Scared to be an individual person

By Matt Perryman

“Ego is the enemy” they tell you.

I’m suspicious. Any time a sophisticated idea gets popular, the good bet is it’s turned stupid.

Eastern ideas, mainly borrowed from Buddhism and Taoism, made their way into the US by way of California hippies, which makes Westernized interpretations even more suspect.

What does it mean that your “ego is the enemy”?

Your ego is your conscious personality, the part of you that thinks in words and experiences feelings and wants to be accepted by other people.

According to “Eastern ideas”, a soul achieves enlightenment by stepping away from this ego and achieving a state of “no-self”.

I spent some time practicing these methods around a decade ago.

Pros: It can feel great to get into a state of blissed-out deep trance.

Cons: Good luck feeding yourself as a blissed-out zombie.

Those of us mortals inhabiting living bodies, with a foot in this material aspect of reality, need to breath, drink, eat, and get on with the business of living.

What I discovered is that much of this “let go of yourself and just, like, be, bro” is white-wash from the California cult.

The actual writers and teachers of Buddhist thought were nowhere near this dumb.

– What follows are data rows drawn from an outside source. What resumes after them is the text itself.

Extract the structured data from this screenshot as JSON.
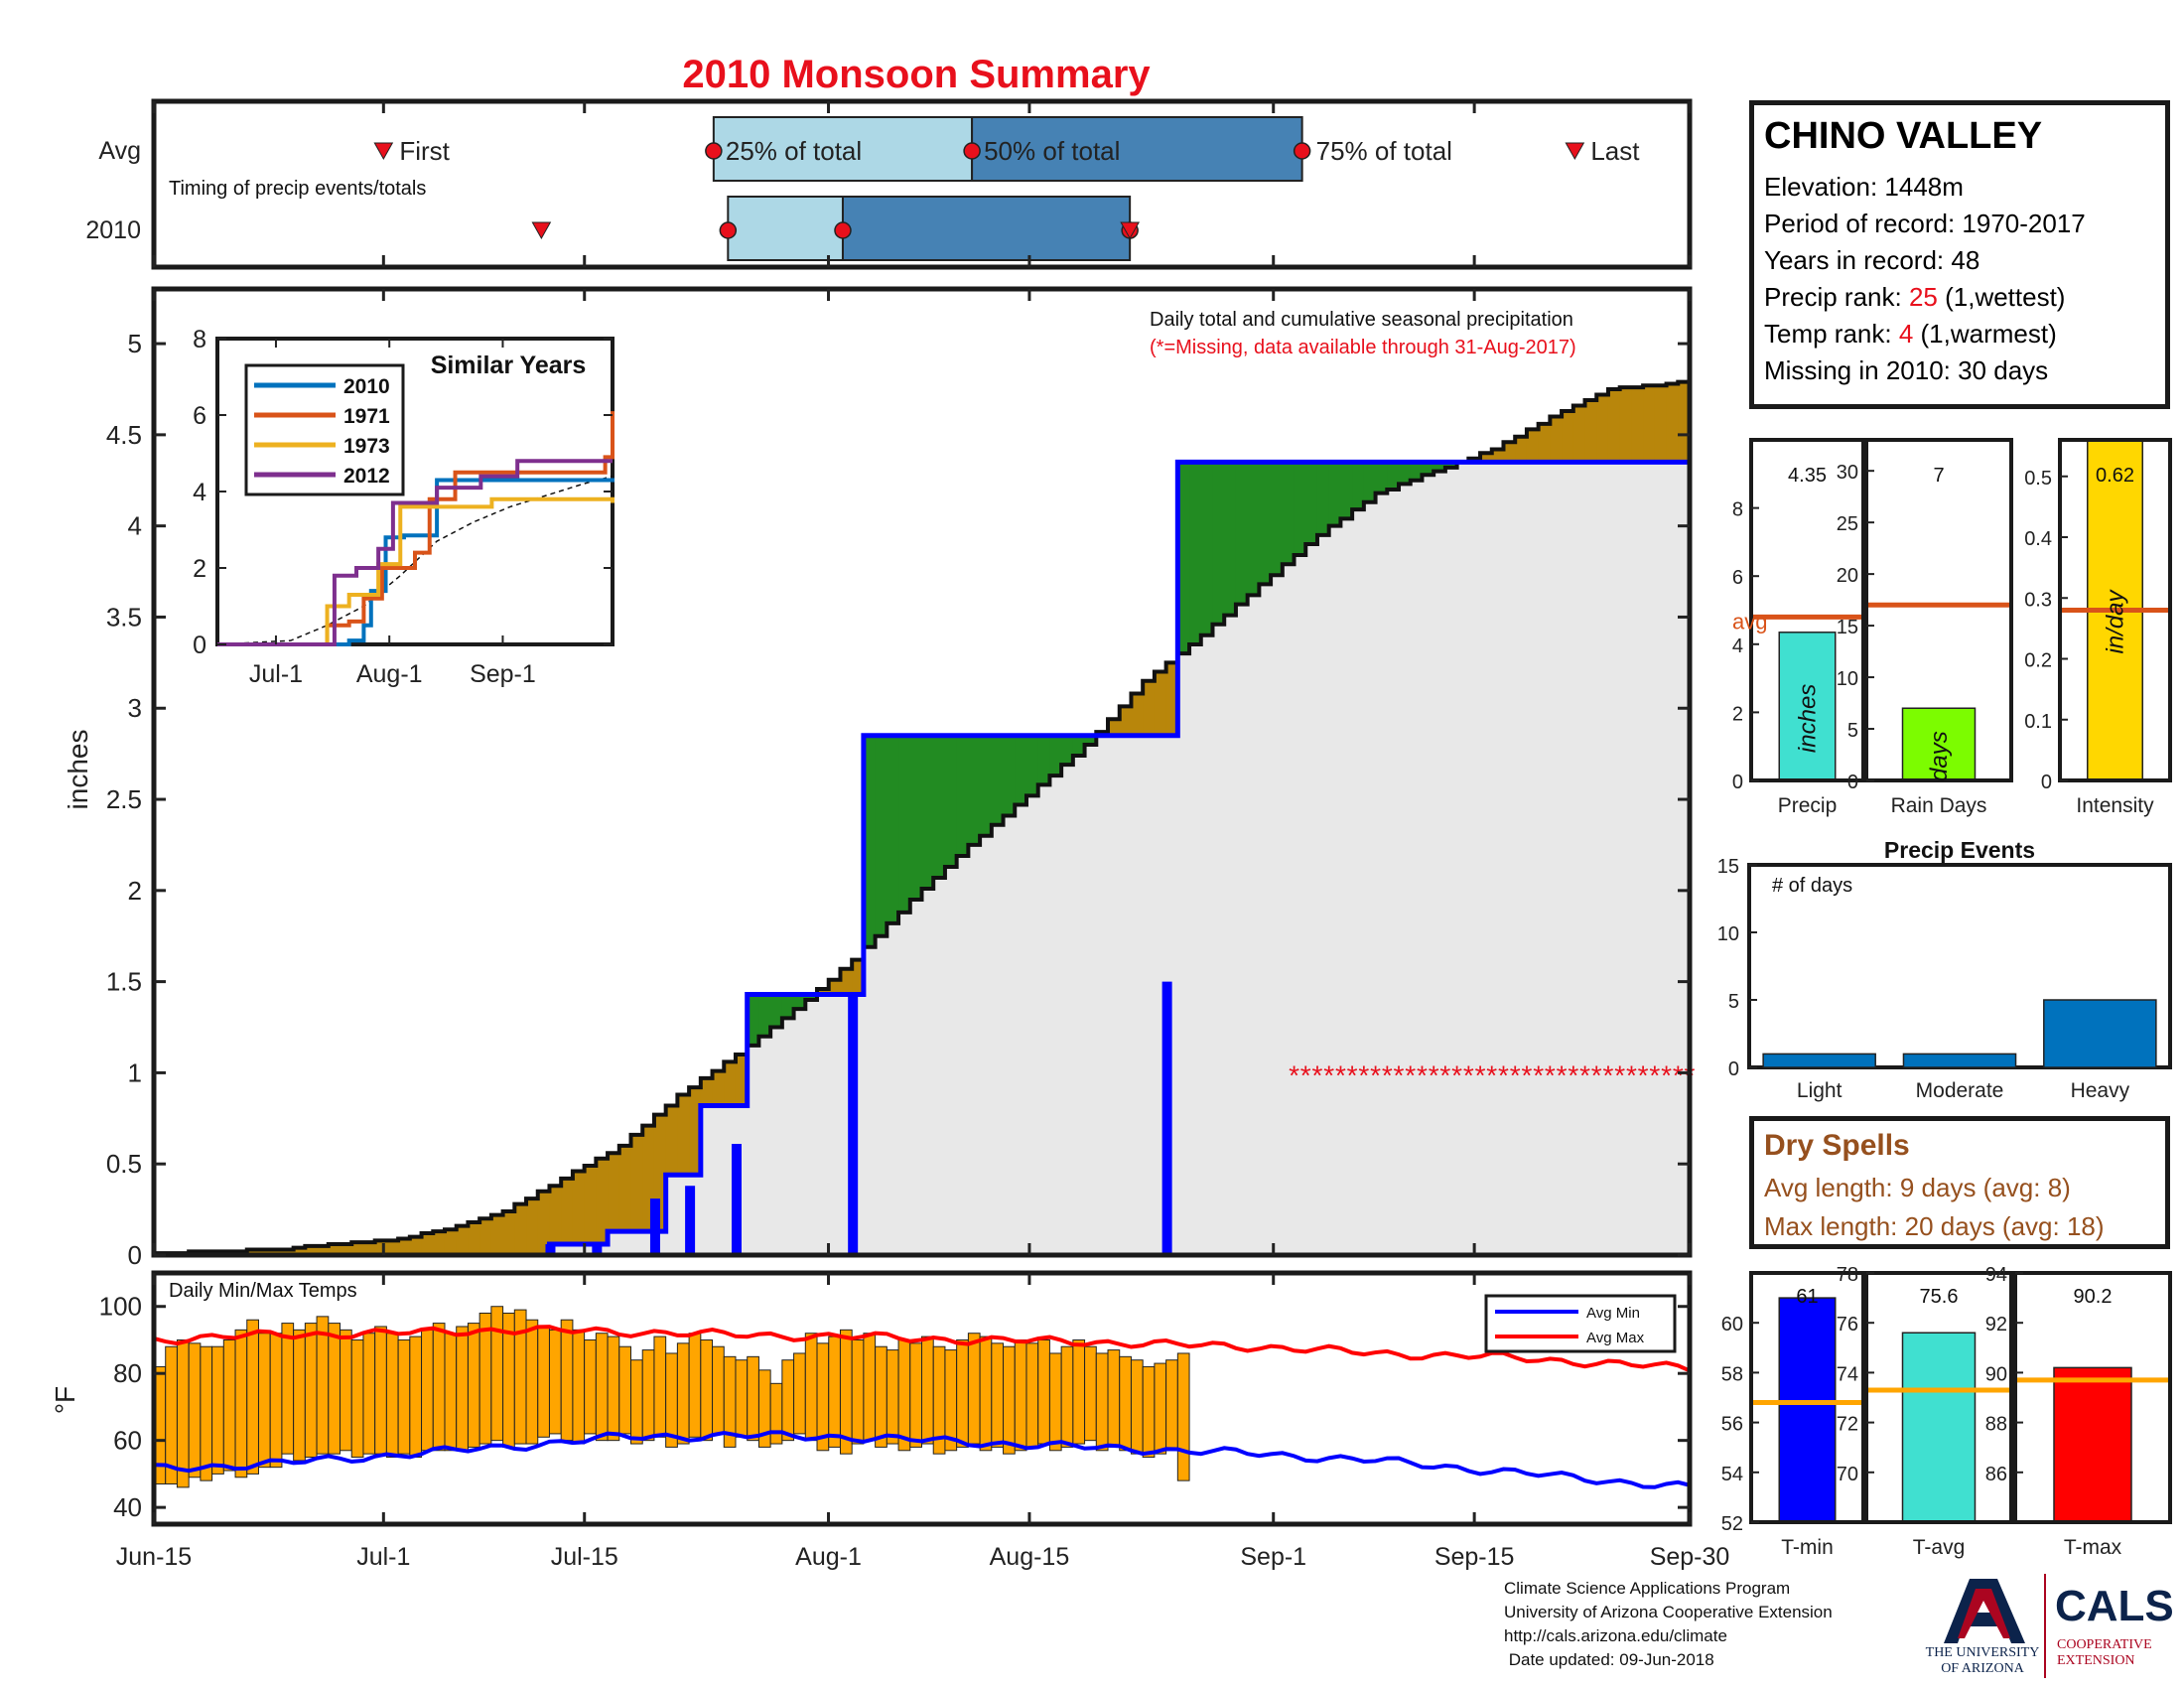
{
  "title": "2010 Monsoon Summary",
  "station": {
    "name": "CHINO VALLEY",
    "elevation": "Elevation: 1448m",
    "period": "Period of record: 1970-2017",
    "years": "Years in record: 48",
    "precip_rank_label": "Precip rank: ",
    "precip_rank_value": "25",
    "precip_rank_note": " (1,wettest)",
    "temp_rank_label": "Temp rank: ",
    "temp_rank_value": "4",
    "temp_rank_note": " (1,warmest)",
    "missing": "Missing in 2010: 30 days"
  },
  "colors": {
    "title_red": "#e8101c",
    "avg_bar_light": "#add8e6",
    "avg_bar_dark": "#4682b4",
    "cumulative_current": "#0000ff",
    "above_avg_fill": "#228b22",
    "below_avg_fill": "#b8860b",
    "base_fill": "#e8e8e8",
    "temp_bars": "#ffa500",
    "avg_min": "#0000ff",
    "avg_max": "#ff0000"
  },
  "dates": {
    "ticks": [
      "Jun-15",
      "Jul-1",
      "Jul-15",
      "Aug-1",
      "Aug-15",
      "Sep-1",
      "Sep-15",
      "Sep-30"
    ]
  },
  "timing": {
    "label_avg": "Avg",
    "label_year": "2010",
    "subtitle": "Timing of precip events/totals",
    "first_label": "First",
    "last_label": "Last",
    "p25_label": "25% of total",
    "p50_label": "50% of total",
    "p75_label": "75% of total",
    "avg": {
      "first": "Jul-1",
      "p25": "Jul-24",
      "p50": "Aug-11",
      "p75": "Sep-3",
      "last": "Sep-22"
    },
    "year": {
      "first": "Jul-12",
      "p25": "Jul-25",
      "p50": "Aug-2",
      "p75": "Aug-22"
    }
  },
  "precip_chart": {
    "title": "Daily total and cumulative seasonal precipitation",
    "subtitle": "(*=Missing, data available through 31-Aug-2017)",
    "ylabel": "inches",
    "ylim": [
      0,
      5.3
    ],
    "yticks": [
      "0",
      "0.5",
      "1",
      "1.5",
      "2",
      "2.5",
      "3",
      "3.5",
      "4",
      "4.5",
      "5"
    ],
    "missing_marker": "*"
  },
  "similar_years": {
    "title": "Similar Years",
    "yticks": [
      "0",
      "2",
      "4",
      "6",
      "8"
    ],
    "xticks": [
      "Jul-1",
      "Aug-1",
      "Sep-1"
    ],
    "series": [
      {
        "name": "2010",
        "color": "#0072bd"
      },
      {
        "name": "1971",
        "color": "#d95319"
      },
      {
        "name": "1973",
        "color": "#edb120"
      },
      {
        "name": "2012",
        "color": "#7e2f8e"
      }
    ]
  },
  "temp_chart": {
    "title": "Daily Min/Max Temps",
    "ylabel": "°F",
    "yticks": [
      "40",
      "60",
      "80",
      "100"
    ],
    "legend_min": "Avg Min",
    "legend_max": "Avg Max"
  },
  "summary_bars": {
    "precip": {
      "label": "Precip",
      "value": "4.35",
      "unit": "inches",
      "value_num": 4.35,
      "avg": 4.8,
      "ylim": [
        0,
        10
      ],
      "yticks": [
        "0",
        "2",
        "4",
        "6",
        "8"
      ],
      "avg_label": "avg",
      "color": "#40e0d0"
    },
    "rain_days": {
      "label": "Rain Days",
      "value": "7",
      "unit": "days",
      "value_num": 7,
      "avg": 17,
      "ylim": [
        0,
        33
      ],
      "yticks": [
        "0",
        "5",
        "10",
        "15",
        "20",
        "25",
        "30"
      ],
      "color": "#7cfc00"
    },
    "intensity": {
      "label": "Intensity",
      "value": "0.62",
      "unit": "in/day",
      "value_num": 0.62,
      "avg": 0.28,
      "ylim": [
        0,
        0.56
      ],
      "yticks": [
        "0",
        "0.1",
        "0.2",
        "0.3",
        "0.4",
        "0.5"
      ],
      "color": "#ffd700"
    }
  },
  "precip_events": {
    "title": "Precip Events",
    "ylabel": "# of days",
    "ylim": [
      0,
      15
    ],
    "yticks": [
      "0",
      "5",
      "10",
      "15"
    ],
    "categories": [
      "Light",
      "Moderate",
      "Heavy"
    ],
    "values": [
      1,
      1,
      5
    ]
  },
  "dry_spells": {
    "title": "Dry Spells",
    "avg_length": "Avg length: 9 days (avg: 8)",
    "max_length": "Max length: 20 days (avg: 18)"
  },
  "temp_bars": {
    "tmin": {
      "label": "T-min",
      "value": "61",
      "value_num": 61,
      "avg": 56.8,
      "ylim": [
        52,
        62
      ],
      "yticks": [
        "52",
        "54",
        "56",
        "58",
        "60"
      ],
      "color": "#0000ff"
    },
    "tavg": {
      "label": "T-avg",
      "value": "75.6",
      "value_num": 75.6,
      "avg": 73.3,
      "ylim": [
        68,
        78
      ],
      "yticks": [
        "70",
        "72",
        "74",
        "76",
        "78"
      ],
      "color": "#40e0d0"
    },
    "tmax": {
      "label": "T-max",
      "value": "90.2",
      "value_num": 90.2,
      "avg": 89.7,
      "ylim": [
        84,
        94
      ],
      "yticks": [
        "86",
        "88",
        "90",
        "92",
        "94"
      ],
      "color": "#ff0000"
    }
  },
  "footer": {
    "line1": "Climate Science Applications Program",
    "line2": "University of Arizona Cooperative Extension",
    "line3": "http://cals.arizona.edu/climate",
    "line4": " Date updated: 09-Jun-2018"
  },
  "logos": {
    "ua_text1": "THE UNIVERSITY",
    "ua_text2": "OF ARIZONA",
    "cals": "CALS",
    "cals_sub1": "COOPERATIVE",
    "cals_sub2": "EXTENSION"
  },
  "chart_data": [
    {
      "type": "area",
      "name": "cumulative precipitation",
      "x_start": "Jun-15",
      "x_end": "Sep-30",
      "ylim": [
        0,
        5.3
      ],
      "avg_cumulative": [
        [
          0,
          0.01
        ],
        [
          10,
          0.03
        ],
        [
          20,
          0.08
        ],
        [
          25,
          0.14
        ],
        [
          30,
          0.24
        ],
        [
          35,
          0.42
        ],
        [
          40,
          0.6
        ],
        [
          45,
          0.88
        ],
        [
          50,
          1.1
        ],
        [
          55,
          1.35
        ],
        [
          60,
          1.62
        ],
        [
          65,
          1.95
        ],
        [
          70,
          2.25
        ],
        [
          75,
          2.52
        ],
        [
          80,
          2.8
        ],
        [
          85,
          3.15
        ],
        [
          90,
          3.4
        ],
        [
          95,
          3.68
        ],
        [
          100,
          3.95
        ],
        [
          105,
          4.18
        ],
        [
          110,
          4.3
        ],
        [
          115,
          4.42
        ],
        [
          120,
          4.6
        ],
        [
          125,
          4.75
        ],
        [
          130,
          4.78
        ],
        [
          132,
          4.8
        ]
      ],
      "current_cumulative": [
        [
          0,
          0.0
        ],
        [
          33,
          0.0
        ],
        [
          34,
          0.06
        ],
        [
          38,
          0.06
        ],
        [
          39,
          0.13
        ],
        [
          43,
          0.13
        ],
        [
          44,
          0.44
        ],
        [
          46,
          0.44
        ],
        [
          47,
          0.82
        ],
        [
          50,
          0.82
        ],
        [
          51,
          1.43
        ],
        [
          60,
          1.43
        ],
        [
          61,
          2.85
        ],
        [
          87,
          2.85
        ],
        [
          88,
          4.35
        ],
        [
          132,
          4.35
        ]
      ],
      "daily_bars": [
        [
          34,
          0.06
        ],
        [
          38,
          0.07
        ],
        [
          43,
          0.31
        ],
        [
          46,
          0.38
        ],
        [
          50,
          0.61
        ],
        [
          60,
          1.42
        ],
        [
          87,
          1.5
        ]
      ],
      "missing_from": 98,
      "missing_to": 132
    },
    {
      "type": "bar",
      "name": "daily min/max temps",
      "ylim": [
        35,
        110
      ],
      "ranges": [
        [
          47,
          82
        ],
        [
          47,
          88
        ],
        [
          46,
          90
        ],
        [
          49,
          89
        ],
        [
          48,
          88
        ],
        [
          50,
          88
        ],
        [
          51,
          90
        ],
        [
          49,
          93
        ],
        [
          50,
          96
        ],
        [
          52,
          92
        ],
        [
          52,
          92
        ],
        [
          56,
          95
        ],
        [
          54,
          93
        ],
        [
          55,
          95
        ],
        [
          56,
          97
        ],
        [
          56,
          95
        ],
        [
          57,
          93
        ],
        [
          55,
          90
        ],
        [
          56,
          92
        ],
        [
          56,
          94
        ],
        [
          55,
          92
        ],
        [
          56,
          90
        ],
        [
          55,
          91
        ],
        [
          57,
          93
        ],
        [
          57,
          95
        ],
        [
          57,
          92
        ],
        [
          57,
          94
        ],
        [
          58,
          95
        ],
        [
          59,
          98
        ],
        [
          60,
          100
        ],
        [
          58,
          98
        ],
        [
          59,
          99
        ],
        [
          59,
          96
        ],
        [
          61,
          94
        ],
        [
          62,
          93
        ],
        [
          60,
          96
        ],
        [
          59,
          93
        ],
        [
          62,
          90
        ],
        [
          60,
          92
        ],
        [
          60,
          91
        ],
        [
          62,
          88
        ],
        [
          59,
          84
        ],
        [
          60,
          87
        ],
        [
          61,
          91
        ],
        [
          58,
          86
        ],
        [
          59,
          89
        ],
        [
          61,
          92
        ],
        [
          60,
          90
        ],
        [
          62,
          88
        ],
        [
          58,
          85
        ],
        [
          61,
          84
        ],
        [
          60,
          85
        ],
        [
          58,
          81
        ],
        [
          59,
          77
        ],
        [
          60,
          84
        ],
        [
          62,
          86
        ],
        [
          60,
          92
        ],
        [
          57,
          89
        ],
        [
          58,
          91
        ],
        [
          56,
          93
        ],
        [
          59,
          90
        ],
        [
          60,
          92
        ],
        [
          58,
          88
        ],
        [
          59,
          87
        ],
        [
          57,
          90
        ],
        [
          58,
          89
        ],
        [
          59,
          91
        ],
        [
          56,
          88
        ],
        [
          57,
          87
        ],
        [
          58,
          90
        ],
        [
          59,
          92
        ],
        [
          57,
          91
        ],
        [
          58,
          89
        ],
        [
          56,
          88
        ],
        [
          57,
          90
        ],
        [
          58,
          89
        ],
        [
          59,
          90
        ],
        [
          57,
          86
        ],
        [
          58,
          88
        ],
        [
          59,
          90
        ],
        [
          60,
          88
        ],
        [
          57,
          86
        ],
        [
          58,
          87
        ],
        [
          57,
          85
        ],
        [
          56,
          84
        ],
        [
          55,
          82
        ],
        [
          56,
          83
        ],
        [
          57,
          84
        ],
        [
          48,
          86
        ]
      ],
      "avg_min": [
        [
          0,
          51.5
        ],
        [
          10,
          53
        ],
        [
          20,
          55.5
        ],
        [
          30,
          58
        ],
        [
          40,
          61
        ],
        [
          50,
          61.5
        ],
        [
          60,
          61
        ],
        [
          70,
          59.5
        ],
        [
          80,
          58
        ],
        [
          88,
          57
        ],
        [
          95,
          56
        ],
        [
          105,
          54
        ],
        [
          115,
          51
        ],
        [
          125,
          48
        ],
        [
          132,
          46
        ]
      ],
      "avg_max": [
        [
          0,
          90
        ],
        [
          10,
          91.5
        ],
        [
          20,
          92
        ],
        [
          30,
          93
        ],
        [
          40,
          92.5
        ],
        [
          50,
          91.5
        ],
        [
          60,
          91
        ],
        [
          70,
          90
        ],
        [
          80,
          89.5
        ],
        [
          88,
          88.5
        ],
        [
          95,
          88
        ],
        [
          105,
          86
        ],
        [
          115,
          85
        ],
        [
          125,
          83
        ],
        [
          132,
          81.5
        ]
      ]
    },
    {
      "type": "line",
      "name": "similar years inset",
      "x_range_days": [
        0,
        108
      ],
      "ylim": [
        0,
        8
      ],
      "series": [
        {
          "name": "2010",
          "points": [
            [
              0,
              0
            ],
            [
              35,
              0
            ],
            [
              36,
              0.1
            ],
            [
              40,
              0.5
            ],
            [
              42,
              1.4
            ],
            [
              46,
              2.8
            ],
            [
              50,
              2.8
            ],
            [
              51,
              2.85
            ],
            [
              60,
              4.3
            ],
            [
              108,
              4.35
            ]
          ]
        },
        {
          "name": "1971",
          "points": [
            [
              0,
              0
            ],
            [
              25,
              0
            ],
            [
              30,
              0.5
            ],
            [
              36,
              0.6
            ],
            [
              40,
              1.2
            ],
            [
              45,
              2.0
            ],
            [
              54,
              2.4
            ],
            [
              58,
              3.8
            ],
            [
              65,
              4.5
            ],
            [
              80,
              4.5
            ],
            [
              100,
              4.5
            ],
            [
              106,
              4.9
            ],
            [
              108,
              6.1
            ]
          ]
        },
        {
          "name": "1973",
          "points": [
            [
              0,
              0
            ],
            [
              28,
              0
            ],
            [
              30,
              1.0
            ],
            [
              36,
              1.3
            ],
            [
              44,
              2.1
            ],
            [
              50,
              3.6
            ],
            [
              62,
              3.6
            ],
            [
              75,
              3.8
            ],
            [
              108,
              3.7
            ]
          ]
        },
        {
          "name": "2012",
          "points": [
            [
              0,
              0
            ],
            [
              28,
              0
            ],
            [
              32,
              1.8
            ],
            [
              38,
              2.0
            ],
            [
              44,
              2.5
            ],
            [
              48,
              3.7
            ],
            [
              60,
              4.1
            ],
            [
              72,
              4.4
            ],
            [
              82,
              4.8
            ],
            [
              108,
              4.8
            ]
          ]
        }
      ],
      "avg_points": [
        [
          0,
          0
        ],
        [
          20,
          0.1
        ],
        [
          30,
          0.5
        ],
        [
          40,
          1.0
        ],
        [
          50,
          1.8
        ],
        [
          60,
          2.7
        ],
        [
          70,
          3.2
        ],
        [
          80,
          3.6
        ],
        [
          90,
          3.9
        ],
        [
          100,
          4.2
        ],
        [
          108,
          4.4
        ]
      ]
    }
  ]
}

They recognize, first of all, that a desire to be without desires is logically incoherent.

If you want to be without a self — then who or what is wanting?

There are good answers to that question which, sadly, will not be found in most books on the topic (and definitely not in those stupid quote-spam “inspo” accounts on social media)

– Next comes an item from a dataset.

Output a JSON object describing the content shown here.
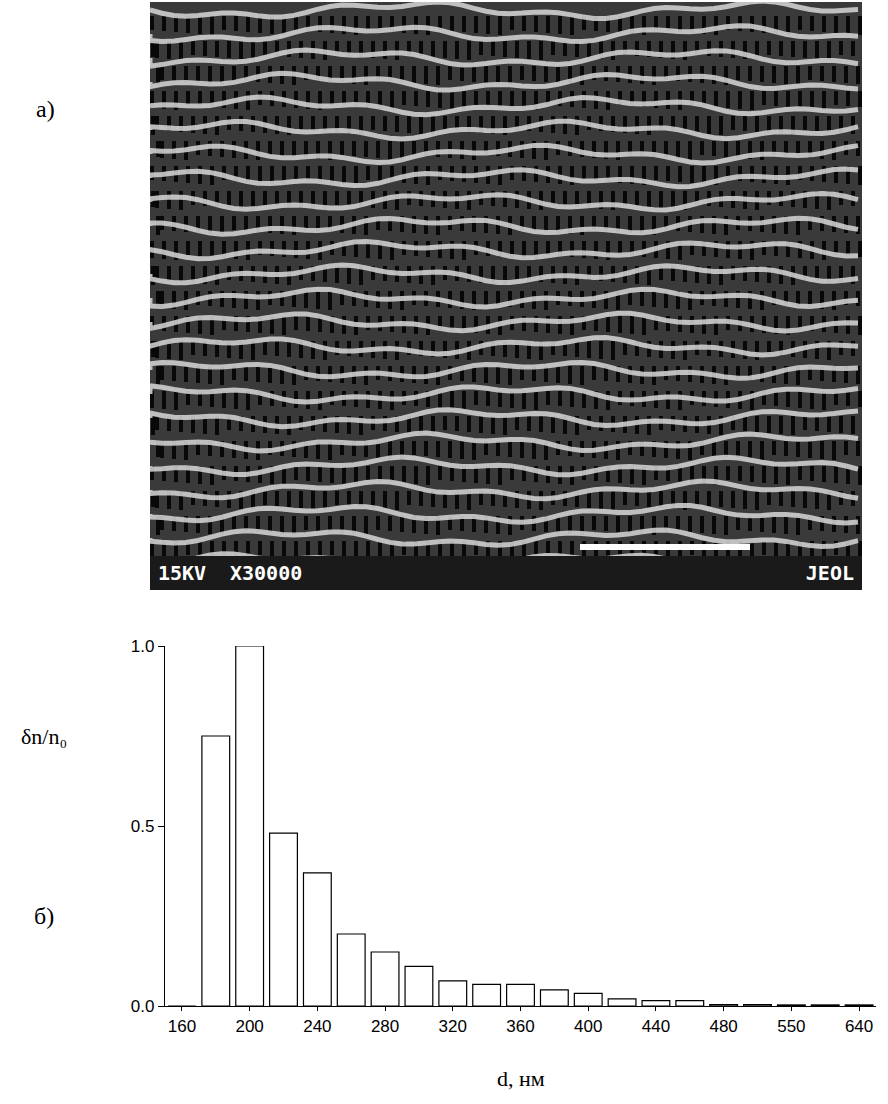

Western traditions of philosophy and mysticism have their own understanding of the mind, now little known with all the Oriental fetishism.

What if the problem is not the ego…

…but a lazy, flaccid, undeveloped ego?

Not too much mind, but too little.

This is hard to see. We’ve all grown up in a mechanical civilization that prizes numbers and “the market” above anything else.

Ask yourself how much of your life was freely chosen, versus chosen because it will get you something in exchange. Money, status, recognition, love, s\*x, power, anything.

Necessity is necessity and everybody’s gotta eat. But few people today can draw a line between the essential must-dos of survival and a real identity.

Most folks, I dare say, are inclined to be what others want them to be.

Psychiatrist Erich Fromm once wrote that such people don’t even have egos or personalities:


For they constantly change their egos, according to the principle: “I am as you desire me.”


Without a stable identity, you’ll pick one off the shelf like an outfit — or have it chosen for you by invisible forces acting on your mind.

This is another kind of “no-self”.

There is no personality, only change to fit what others demand of you.

What’s the solution?

Not less ego, but more. Stronger. Disciplined. Focused. Confident. Indifferent to the demands of others.

Fear of being yourself comes down to an untrained ego. Like a muscle, if you don’t use it, train it, put it under constant challenge, it’s weak and useless.